Госсе сделал шаг к калитке, но тут же обернулся и сказал хриплым басом:
— Кто ты такой, Селвер? Ты… это ты организовал нападение? Ты вел своих?
— Да, я.
— Значит, вся эта кровь на твоих руках, — сказал Госсе и с внезапной беспощадной злобой добавил: — И кровь Любова тоже. Он ведь тоже убит. Твой «друг» Любов мертв.
Селвер не понял этого идиоматического выражения. Убийству он научился, но за словами "кровь на твоих руках" для него ничего не стояло. Когда на мгновение его взгляд встретился с белесым ненавидящим взглядом Госсе, он почувствовал страх. Тошнотную боль, смертный холод. И зажмурился, чтобы отогнать их от себя. Наконец он сказал:
— Любов — мой друг, и потому он не мертв.
— Вы — дети, — с ненавистью сказал Госсе. — Дети, дикари. Вы не воспринимаете реальности. Но это не сон, это реальность! Вы убили Любова. Он мертв. Вы убили женщин — женщин! — жгли их заживо, резали, как животных!
— Значит, нам надо было оставить их жить? — сказал Селвер с такой же яростью, как Госсе, но негромко и чуть напевно. — Чтобы вы плодились в трупе мира, как мухи? И уничтожили нас? Мы убили их, чтобы вы не могли дать потомства. Мне известно, что такое «реалист», господин Госсе. Мы говорили с Любовым о таких словах. Реалист — это человек, который знает и мир, и свои сны. А вы — сумасшедшие. На тысячу человек у вас не найдется ни одного, кто умел бы видеть сны так; как их надо видеть. Даже Любов не умел, а он был самым лучшим из вас. Вы спите, вы просыпаетесь и забываете свои сны, потом снова спите и снова просыпаетесь, — и так с рождения до смерти. И вы думаете, что это — существование, жизнь, реальность! Вы не дети, вы взрослые, но вы сумасшедшие. И потому нам пришлось вас убить, пока вы и нас не сделали сумасшедшими. А теперь идите и поговорите о реальности с другими сумасшедшими. Поговорите долго и хорошо!
Часовые открыли калитку, угрожая копьями сгрудившимся за ней ловекам. Госсе вошел в загон — его широкие плечи сгорбились, словно под дождем.
Селвер чувствовал себя бесконечно усталым. Старшая Хозяйка из Берре и еще одна женщина помогали ему идти — он положил руки им на плечи, чтобы не упасть. Греда, молодой охотник, родич его Дерева, начал шутить с ним. Он отвечал, смеялся. Казалось, они бредут назад в Эндтор уже несколько дней.

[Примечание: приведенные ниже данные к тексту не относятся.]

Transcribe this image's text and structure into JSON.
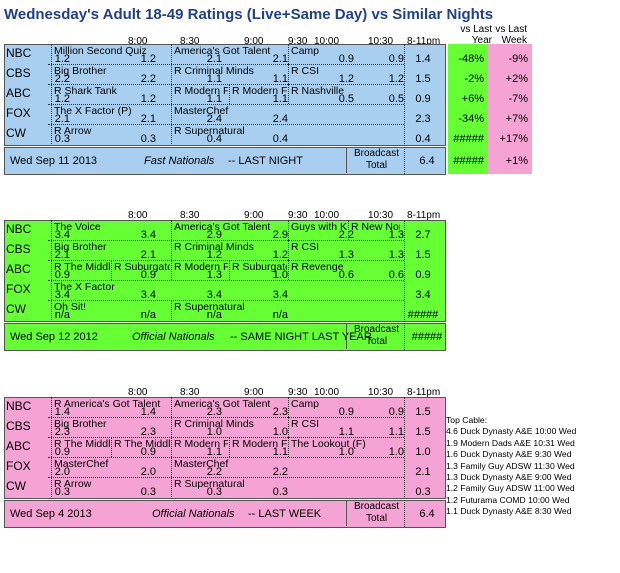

От усталости он не мог есть, только выпил немного горячего варева и лег у Мужского костра. Эндтор был не селением, а временным лагерем на берегу большой реки, куда приходили ловить рыбу из всех селений, которых было много в окрестных лесах, пока не появились ловеки. Мужского Дома там не построили. Два очага из черного камня и травянистый косогор над рекой, где удобно ставить палатки из шкур и камышовых плетенок, — вот и весь Эндтор. Река Мененд, Старшая река Сорноля, без умолку говорила там и в яви мира, и в яви сна.

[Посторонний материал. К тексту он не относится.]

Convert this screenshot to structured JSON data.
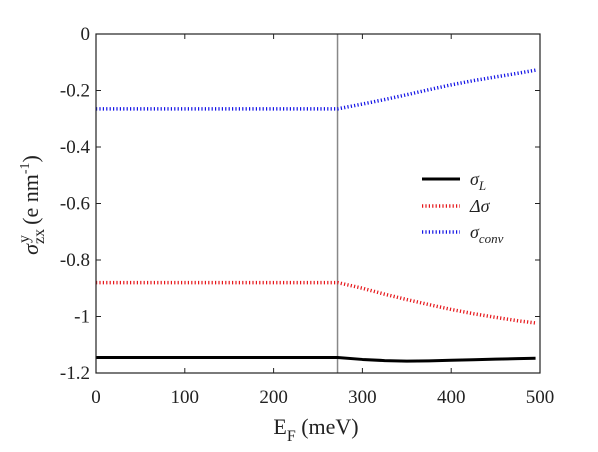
{
  "chart_data": {
    "type": "line",
    "xlabel": {
      "main": "E",
      "sub": "F",
      "unit": " (meV)"
    },
    "ylabel": {
      "symbol": "σ",
      "sup": "y",
      "sub": "zx",
      "unit_open": "(e nm",
      "unit_sup": "-1",
      "unit_close": ")"
    },
    "xlim": [
      0,
      500
    ],
    "ylim": [
      -1.2,
      0
    ],
    "x_ticks": [
      0,
      100,
      200,
      300,
      400,
      500
    ],
    "x_tick_labels": [
      "0",
      "100",
      "200",
      "300",
      "400",
      "500"
    ],
    "y_ticks": [
      0,
      -0.2,
      -0.4,
      -0.6,
      -0.8,
      -1,
      -1.2
    ],
    "y_tick_labels": [
      "0",
      "-0.2",
      "-0.4",
      "-0.6",
      "-0.8",
      "-1",
      "-1.2"
    ],
    "grid": false,
    "legend_position": "right",
    "vertical_line": {
      "x": 272,
      "color": "#888888"
    },
    "series": [
      {
        "name": "σL",
        "legend_base": "σ",
        "legend_sub": "L",
        "color": "#000000",
        "style": "solid",
        "x": [
          0,
          50,
          100,
          150,
          200,
          250,
          272,
          300,
          325,
          350,
          375,
          400,
          425,
          450,
          475,
          495
        ],
        "y": [
          -1.145,
          -1.145,
          -1.145,
          -1.145,
          -1.145,
          -1.145,
          -1.145,
          -1.152,
          -1.156,
          -1.158,
          -1.157,
          -1.155,
          -1.153,
          -1.151,
          -1.149,
          -1.148
        ]
      },
      {
        "name": "Δσ",
        "legend_base": "Δσ",
        "legend_sub": "",
        "color": "#e6161a",
        "style": "dotted",
        "x": [
          0,
          50,
          100,
          150,
          200,
          250,
          272,
          300,
          325,
          350,
          375,
          400,
          425,
          450,
          475,
          495
        ],
        "y": [
          -0.88,
          -0.88,
          -0.88,
          -0.88,
          -0.88,
          -0.88,
          -0.88,
          -0.9,
          -0.921,
          -0.94,
          -0.958,
          -0.975,
          -0.99,
          -1.003,
          -1.015,
          -1.023
        ]
      },
      {
        "name": "σconv",
        "legend_base": "σ",
        "legend_sub": "conv",
        "color": "#1414e6",
        "style": "dotted",
        "x": [
          0,
          50,
          100,
          150,
          200,
          250,
          272,
          300,
          325,
          350,
          375,
          400,
          425,
          450,
          475,
          495
        ],
        "y": [
          -0.265,
          -0.265,
          -0.265,
          -0.265,
          -0.265,
          -0.265,
          -0.265,
          -0.248,
          -0.232,
          -0.215,
          -0.197,
          -0.18,
          -0.165,
          -0.152,
          -0.139,
          -0.128
        ]
      }
    ]
  }
}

У костра сидело много стариков. Одних он знал хорошо: они были из Бротера, из Тунтара и из его родного сожженного Эшрета, а других он вовсе не знал, хотя по их глазам и движениям, по их голосам понял, что все это — Владыки-Сновидцы. Пожалуй, столько сновидцев еще никогда не собиралось в одном месте. Он вытянулся во всю длину, подложил ладонь под подбородок и, глядя в огонь, сказал:
— Я назвал ловеков сумасшедшими. Не сумасшедший ли я сам?
— Ты не разбираешь, где одна явь, а где другая, — ответил старый Тубаб, подбрасывая в костер сосновый сук, — потому что ты слишком долго не видел снов и не уходил в сны. А за это приходится расплачиваться тоже очень долго.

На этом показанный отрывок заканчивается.